Ansari, a US citizen based in Dallas, Texas who left Iran in 1984, has said she wants to be an example to her compatriots.

''I think my flight has become a sort of ray of hope for young Iranians living in Iran, helping them to look forward to something positive, because everything they've been hearing is all so very depressing and talks of war and talks of bloodshed,'' Ansari told Reuters last week.

FLAG She has been told, however, to remove an Iranian flag from her spacesuit and, at the insistence of the Russian and US governments, promise that there will be no political messages during her trip.

Looking relaxed and smiling at a pre-launch news conference at the Baikonur Cosmodrome on Sunday, Ansari said she would still pack another Iranian flag for her trip.

The United States and Iran have not had formal diplomatic relations since students took 52 Americans hostage at the US embassy in Tehran in 1979. US President George W Bush has called the Islamic Republic part of an ''axis of evil''.

Ansari has not said how much her ticket cost but previous space tourists have paid the Russian space programme about 20 million dollars.

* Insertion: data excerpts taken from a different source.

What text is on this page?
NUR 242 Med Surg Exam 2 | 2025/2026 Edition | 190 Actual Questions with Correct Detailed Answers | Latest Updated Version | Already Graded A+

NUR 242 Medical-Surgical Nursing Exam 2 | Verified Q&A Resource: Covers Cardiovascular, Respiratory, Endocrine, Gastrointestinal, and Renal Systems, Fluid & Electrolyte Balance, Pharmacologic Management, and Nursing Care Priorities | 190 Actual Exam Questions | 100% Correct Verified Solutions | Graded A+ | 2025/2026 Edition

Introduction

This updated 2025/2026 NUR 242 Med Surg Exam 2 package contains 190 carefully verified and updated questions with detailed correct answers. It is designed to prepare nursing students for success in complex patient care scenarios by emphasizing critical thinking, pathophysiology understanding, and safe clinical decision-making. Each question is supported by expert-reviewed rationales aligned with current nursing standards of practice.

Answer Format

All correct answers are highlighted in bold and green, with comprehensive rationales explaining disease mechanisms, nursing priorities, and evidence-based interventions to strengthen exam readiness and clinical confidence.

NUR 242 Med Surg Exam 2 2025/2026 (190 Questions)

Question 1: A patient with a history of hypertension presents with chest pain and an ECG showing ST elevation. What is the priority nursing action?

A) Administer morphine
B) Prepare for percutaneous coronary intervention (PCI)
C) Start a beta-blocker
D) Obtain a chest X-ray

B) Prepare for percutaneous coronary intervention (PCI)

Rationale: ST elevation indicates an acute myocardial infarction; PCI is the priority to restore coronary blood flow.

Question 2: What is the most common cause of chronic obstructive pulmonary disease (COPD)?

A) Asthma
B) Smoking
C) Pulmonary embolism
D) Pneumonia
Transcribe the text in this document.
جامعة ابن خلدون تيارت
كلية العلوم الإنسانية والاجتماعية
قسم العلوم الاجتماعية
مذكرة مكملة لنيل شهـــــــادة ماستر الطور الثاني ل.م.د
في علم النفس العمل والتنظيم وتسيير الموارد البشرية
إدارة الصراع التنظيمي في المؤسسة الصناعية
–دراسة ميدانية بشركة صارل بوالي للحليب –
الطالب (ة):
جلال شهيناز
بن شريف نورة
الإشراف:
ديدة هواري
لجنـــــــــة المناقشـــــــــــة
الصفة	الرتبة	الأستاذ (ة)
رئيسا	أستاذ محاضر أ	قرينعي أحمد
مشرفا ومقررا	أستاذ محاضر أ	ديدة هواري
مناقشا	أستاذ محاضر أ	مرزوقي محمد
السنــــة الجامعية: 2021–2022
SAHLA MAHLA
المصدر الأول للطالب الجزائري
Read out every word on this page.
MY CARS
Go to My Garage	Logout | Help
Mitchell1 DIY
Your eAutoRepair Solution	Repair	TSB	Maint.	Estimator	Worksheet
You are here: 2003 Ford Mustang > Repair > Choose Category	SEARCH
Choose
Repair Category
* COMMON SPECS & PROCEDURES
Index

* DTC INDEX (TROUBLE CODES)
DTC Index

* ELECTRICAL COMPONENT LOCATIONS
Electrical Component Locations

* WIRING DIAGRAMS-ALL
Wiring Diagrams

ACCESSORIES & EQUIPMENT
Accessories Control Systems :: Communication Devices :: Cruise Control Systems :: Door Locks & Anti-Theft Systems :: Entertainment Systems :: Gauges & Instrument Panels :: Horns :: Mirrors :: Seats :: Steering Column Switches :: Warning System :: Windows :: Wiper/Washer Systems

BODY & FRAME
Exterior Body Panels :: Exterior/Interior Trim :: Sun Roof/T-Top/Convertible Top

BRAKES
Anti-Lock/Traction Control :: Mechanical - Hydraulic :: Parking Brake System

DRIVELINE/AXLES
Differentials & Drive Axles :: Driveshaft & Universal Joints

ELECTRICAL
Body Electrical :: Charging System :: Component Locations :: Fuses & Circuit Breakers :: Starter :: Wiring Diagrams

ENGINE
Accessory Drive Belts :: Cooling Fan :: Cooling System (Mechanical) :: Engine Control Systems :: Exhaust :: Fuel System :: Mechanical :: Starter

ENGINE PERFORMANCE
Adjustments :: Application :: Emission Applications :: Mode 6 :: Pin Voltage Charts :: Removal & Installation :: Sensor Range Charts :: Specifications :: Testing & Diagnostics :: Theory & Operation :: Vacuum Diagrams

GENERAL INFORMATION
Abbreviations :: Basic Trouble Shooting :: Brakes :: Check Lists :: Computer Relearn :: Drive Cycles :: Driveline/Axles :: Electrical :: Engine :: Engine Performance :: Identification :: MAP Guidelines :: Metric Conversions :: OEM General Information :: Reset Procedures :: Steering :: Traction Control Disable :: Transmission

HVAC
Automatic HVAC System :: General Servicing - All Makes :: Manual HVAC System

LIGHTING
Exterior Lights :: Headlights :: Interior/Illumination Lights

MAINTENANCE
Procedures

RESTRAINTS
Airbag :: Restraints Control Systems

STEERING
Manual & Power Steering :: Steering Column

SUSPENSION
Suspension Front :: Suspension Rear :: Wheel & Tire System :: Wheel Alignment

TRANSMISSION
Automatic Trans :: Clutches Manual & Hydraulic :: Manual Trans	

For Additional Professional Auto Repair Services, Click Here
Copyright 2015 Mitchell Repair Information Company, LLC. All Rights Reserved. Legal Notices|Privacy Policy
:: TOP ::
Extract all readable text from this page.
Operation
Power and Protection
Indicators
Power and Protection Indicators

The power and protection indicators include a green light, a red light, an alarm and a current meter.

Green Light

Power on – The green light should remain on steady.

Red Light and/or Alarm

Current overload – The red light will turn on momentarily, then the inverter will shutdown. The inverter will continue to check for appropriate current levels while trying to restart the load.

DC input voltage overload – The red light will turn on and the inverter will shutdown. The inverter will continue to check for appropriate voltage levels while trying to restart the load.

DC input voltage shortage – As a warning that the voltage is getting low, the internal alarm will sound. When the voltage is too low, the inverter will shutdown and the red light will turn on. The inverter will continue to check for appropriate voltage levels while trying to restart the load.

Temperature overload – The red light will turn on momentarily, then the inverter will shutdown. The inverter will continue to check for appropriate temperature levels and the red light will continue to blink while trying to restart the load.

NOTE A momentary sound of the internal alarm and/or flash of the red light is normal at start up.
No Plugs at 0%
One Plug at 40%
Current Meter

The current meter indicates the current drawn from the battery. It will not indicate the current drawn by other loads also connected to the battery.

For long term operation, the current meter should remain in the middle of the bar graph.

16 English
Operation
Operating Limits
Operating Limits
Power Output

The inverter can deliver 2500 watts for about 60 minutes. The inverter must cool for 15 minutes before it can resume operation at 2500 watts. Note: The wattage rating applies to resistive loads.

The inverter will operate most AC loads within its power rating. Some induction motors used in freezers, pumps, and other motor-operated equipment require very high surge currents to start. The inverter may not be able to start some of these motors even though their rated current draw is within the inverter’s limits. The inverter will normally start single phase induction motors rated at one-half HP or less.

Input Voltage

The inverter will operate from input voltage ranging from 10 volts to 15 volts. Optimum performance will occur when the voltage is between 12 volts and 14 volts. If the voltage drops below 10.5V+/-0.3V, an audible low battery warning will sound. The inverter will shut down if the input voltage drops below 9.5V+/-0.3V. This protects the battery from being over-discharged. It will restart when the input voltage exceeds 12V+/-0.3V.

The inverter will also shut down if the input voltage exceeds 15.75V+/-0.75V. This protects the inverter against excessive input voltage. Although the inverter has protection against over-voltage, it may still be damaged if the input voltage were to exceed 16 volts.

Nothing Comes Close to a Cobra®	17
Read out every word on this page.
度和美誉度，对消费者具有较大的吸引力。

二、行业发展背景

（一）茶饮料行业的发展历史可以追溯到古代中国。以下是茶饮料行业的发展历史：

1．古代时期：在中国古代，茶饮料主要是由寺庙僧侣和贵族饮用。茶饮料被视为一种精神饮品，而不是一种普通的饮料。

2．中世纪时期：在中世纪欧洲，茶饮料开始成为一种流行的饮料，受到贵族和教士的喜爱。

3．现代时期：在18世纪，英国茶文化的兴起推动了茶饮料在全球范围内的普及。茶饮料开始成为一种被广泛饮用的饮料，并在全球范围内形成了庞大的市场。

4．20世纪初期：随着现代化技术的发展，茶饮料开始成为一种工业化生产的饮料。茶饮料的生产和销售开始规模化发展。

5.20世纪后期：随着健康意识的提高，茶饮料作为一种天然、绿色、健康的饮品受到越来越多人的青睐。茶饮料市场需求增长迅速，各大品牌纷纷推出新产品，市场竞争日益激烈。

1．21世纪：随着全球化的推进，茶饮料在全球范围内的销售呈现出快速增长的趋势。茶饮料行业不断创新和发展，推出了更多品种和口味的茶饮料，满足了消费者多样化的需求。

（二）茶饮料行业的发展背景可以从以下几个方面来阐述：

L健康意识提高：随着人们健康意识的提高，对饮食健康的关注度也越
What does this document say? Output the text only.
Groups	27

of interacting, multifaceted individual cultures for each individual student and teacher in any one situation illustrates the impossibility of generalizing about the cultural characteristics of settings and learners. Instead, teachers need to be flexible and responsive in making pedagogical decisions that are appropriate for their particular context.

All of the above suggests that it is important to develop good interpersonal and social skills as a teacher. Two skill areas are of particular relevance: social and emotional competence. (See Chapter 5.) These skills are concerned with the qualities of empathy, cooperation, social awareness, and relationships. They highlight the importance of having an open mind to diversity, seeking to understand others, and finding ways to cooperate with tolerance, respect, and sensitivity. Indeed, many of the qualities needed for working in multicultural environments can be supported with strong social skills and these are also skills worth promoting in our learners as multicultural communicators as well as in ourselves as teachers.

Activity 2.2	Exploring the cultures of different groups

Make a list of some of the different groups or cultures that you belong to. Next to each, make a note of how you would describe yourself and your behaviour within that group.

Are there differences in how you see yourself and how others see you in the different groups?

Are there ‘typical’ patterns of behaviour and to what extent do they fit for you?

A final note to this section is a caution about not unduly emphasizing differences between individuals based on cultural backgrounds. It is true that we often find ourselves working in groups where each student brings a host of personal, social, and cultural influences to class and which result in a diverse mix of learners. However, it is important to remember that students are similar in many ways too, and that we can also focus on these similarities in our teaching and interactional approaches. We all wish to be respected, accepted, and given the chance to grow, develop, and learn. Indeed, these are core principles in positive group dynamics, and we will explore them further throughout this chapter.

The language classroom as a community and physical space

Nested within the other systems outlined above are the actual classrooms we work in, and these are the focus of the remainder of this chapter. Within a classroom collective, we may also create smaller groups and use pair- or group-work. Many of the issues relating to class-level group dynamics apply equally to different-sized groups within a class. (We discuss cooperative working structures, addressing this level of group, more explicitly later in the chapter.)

She had originally been scheduled to join a later Soyuz mission but took the place of Japanese businessman Daisuke Enomoto when Russian space officials said last month he was not able to fly for unspecified medical reasons.

Several hours before the Soyuz blast off, the US space Shuttle Atlantis undocked from the ISS.

The Soyuz craft will dock with the space station early on Wednesday. Atlantis is scheduled to land at the Kennedy Space Center in Florida a few hours later.